ReplyDeleteWow! This was awesome - what an amazing tribute to your father. I can only imagine this was a hard post to write - where to start, what to say, where to stop? My dad passed away at 54 after a few months battle with liver and lung cancer so I understand where you are coming from . . . oddly enough, he didn't drink or smoke. Thank you for sharing . . . I bet it felt good to wander through the memories.
ReplyDeleteThis is a lovely post about your father . You will always remember what a great man he was and he will always live in your hearts and you will remember the good times that you spent together! :)

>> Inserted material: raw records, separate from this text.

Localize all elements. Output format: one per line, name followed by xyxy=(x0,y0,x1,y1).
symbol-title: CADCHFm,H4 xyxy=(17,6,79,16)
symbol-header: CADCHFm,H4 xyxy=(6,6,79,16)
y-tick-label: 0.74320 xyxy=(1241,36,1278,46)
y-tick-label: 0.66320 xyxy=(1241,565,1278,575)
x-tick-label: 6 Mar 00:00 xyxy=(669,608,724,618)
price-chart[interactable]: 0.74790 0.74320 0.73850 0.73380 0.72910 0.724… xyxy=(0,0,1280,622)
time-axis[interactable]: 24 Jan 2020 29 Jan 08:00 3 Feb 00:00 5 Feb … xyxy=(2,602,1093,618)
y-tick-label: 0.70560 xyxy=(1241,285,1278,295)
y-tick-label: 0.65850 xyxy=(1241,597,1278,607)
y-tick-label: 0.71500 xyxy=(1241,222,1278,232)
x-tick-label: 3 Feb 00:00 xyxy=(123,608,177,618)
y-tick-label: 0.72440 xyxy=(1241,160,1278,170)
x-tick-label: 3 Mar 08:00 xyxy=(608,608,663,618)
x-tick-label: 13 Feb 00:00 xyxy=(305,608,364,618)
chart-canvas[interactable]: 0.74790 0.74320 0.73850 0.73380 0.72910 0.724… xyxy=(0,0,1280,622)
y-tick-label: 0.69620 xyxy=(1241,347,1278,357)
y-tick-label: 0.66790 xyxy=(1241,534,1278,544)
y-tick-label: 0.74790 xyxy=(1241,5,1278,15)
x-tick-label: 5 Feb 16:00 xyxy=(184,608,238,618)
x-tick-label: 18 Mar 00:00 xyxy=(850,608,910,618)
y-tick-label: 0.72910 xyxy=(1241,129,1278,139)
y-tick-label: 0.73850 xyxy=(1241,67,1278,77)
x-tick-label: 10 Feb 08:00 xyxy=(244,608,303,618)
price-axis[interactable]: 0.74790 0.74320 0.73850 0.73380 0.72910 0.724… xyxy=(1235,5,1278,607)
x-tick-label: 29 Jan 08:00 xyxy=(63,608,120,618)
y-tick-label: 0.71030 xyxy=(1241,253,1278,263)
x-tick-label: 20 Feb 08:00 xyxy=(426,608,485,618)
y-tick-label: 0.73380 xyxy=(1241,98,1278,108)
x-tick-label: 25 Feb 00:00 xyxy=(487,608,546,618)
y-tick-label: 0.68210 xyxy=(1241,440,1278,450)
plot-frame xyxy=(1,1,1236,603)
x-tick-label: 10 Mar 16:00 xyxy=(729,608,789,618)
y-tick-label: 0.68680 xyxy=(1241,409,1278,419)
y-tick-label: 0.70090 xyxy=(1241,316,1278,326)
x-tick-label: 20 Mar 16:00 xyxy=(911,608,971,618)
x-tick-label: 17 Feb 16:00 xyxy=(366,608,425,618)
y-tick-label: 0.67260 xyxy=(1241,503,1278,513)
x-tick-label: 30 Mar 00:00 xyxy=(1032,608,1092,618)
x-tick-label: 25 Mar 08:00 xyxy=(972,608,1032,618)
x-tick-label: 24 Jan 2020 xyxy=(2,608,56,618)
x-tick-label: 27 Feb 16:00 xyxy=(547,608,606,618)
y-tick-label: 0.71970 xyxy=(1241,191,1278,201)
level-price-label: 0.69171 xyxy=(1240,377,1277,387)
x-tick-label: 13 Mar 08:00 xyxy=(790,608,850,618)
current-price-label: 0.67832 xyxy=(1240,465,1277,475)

ReplyDeletePinkdaisyloves.blogspot.com.cy
This is a lovely post about your father . You will always remember what a great man he was and he will always live in your hearts and you will remember the good times that you spent together! :)
ReplyDeletePinkdaisyloves.blogspot.com.cy
This is a beautiful tribute to your dad. I can't even begin to imagine how hard this year has been for you and your family but I can tell by this post just how much he is loved and missed. Continuing to pray for you!
ReplyDeleteI remember when your dad passed last year and how in pain and devastated you were. Now that I know more about him and how he passed (so soon after being told he had cancer, I did not know) I can feel and understand your pain and frustration even more. He truly was such a handsome man and a man of many talents he sounds. This post was beautiful and thoughtful. He would have been so proud of you Elle!